There’s one immutable rule in politics: never trust a politician who prefaces a statement with the word “frankly”.
Actually, make that two rules. You should also never trust a politician who says, “Let me be very clear”.
Anyone who begins a statement with the word “frankly” is signalling that whatever he or she is about to say (it’s usually a he) is fearless or radical.
Alas, it never is. The speaker might desperately want people to think he/she is being fearless, radical or even simply outspoken, but no one is fooled.
Moreover, “frankly” is superfluous, since we’re entitled to assume that the person always speaks frankly – or in other words, honestly.
To put it another way, use of the word could be regarded as implying that everything else he/she says should be regarded as insincere. Which may be true.
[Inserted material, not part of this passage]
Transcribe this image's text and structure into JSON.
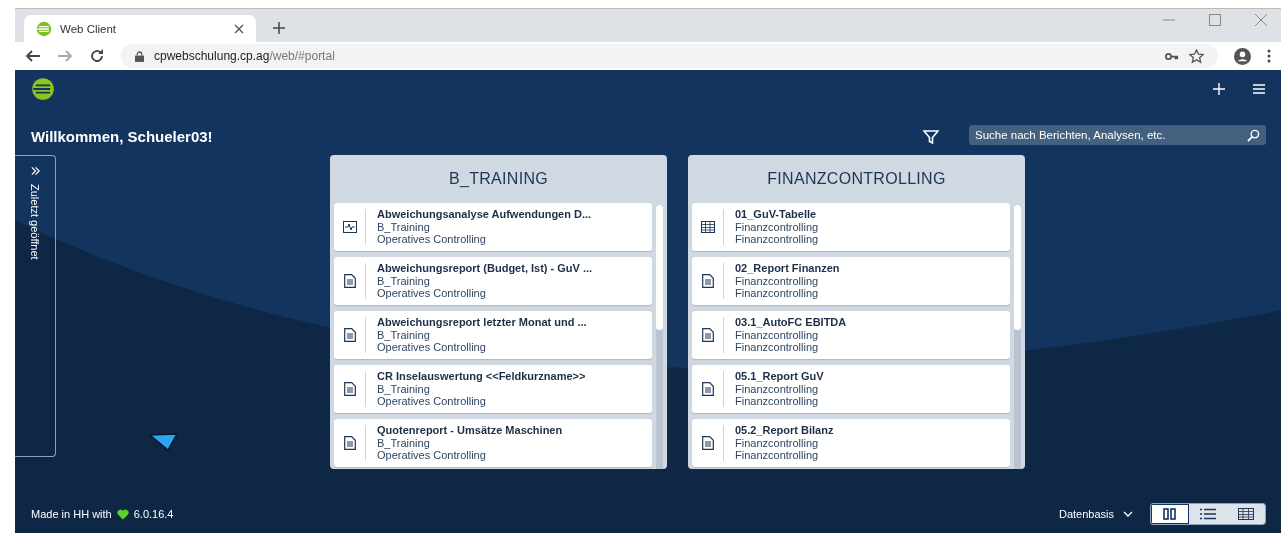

“Let me be very clear” falls into a similar category. It too denotes boldness and decisiveness.
Someone who says “Let me be very clear” is not to be trifled with. Nothing will shift them from their principled position.
Again, alas, they are likely to have forgotten within days, if not hours, what it was that they were making themselves very clear about.
What prompted this reflection was a commentary by Tova O’Brien in which she referred to an interview she did last week on TodayFM (yes, it’s still on the air, though its audience is now possibly numbered in the hundreds) with Christopher Luxon.
The subject was Posie Parker. We won’t bother with O’Brien’s opinion of the British women's rights activist, other than to say it demonstrates that we shouldn’t assume someone who made her name as an aggressive political journalist is necessarily a sharp or original thinker.
The exchange with Luxon was, however, revealing. National's leader has provided a masterclass in equivocation on the rather important question of free speech and he wasn’t going to allow O’Brien to pin him down.
"Would you allow your MPs to attend Posie Parker’s rally?" O’Brien asked.
"I haven't had that conversation with them, I couldn't imagine there will be many that would be very interested in it," Luxon responded.
O’Brien persisted. "But are you going to be blocking your MPs from attending her speech?"
Luxon: "That's a decision they can make individually, frankly, but I can't see that there will be anyone that would be that interested.”
There it is – that “frankly” word. But what does it mean? Nothing. In fact worse than nothing. It implies he’s saying something meaningful when the exact reverse is true.
I don’t know whether Luxon has ever said “Let me be very clear”, but I’d put money on it.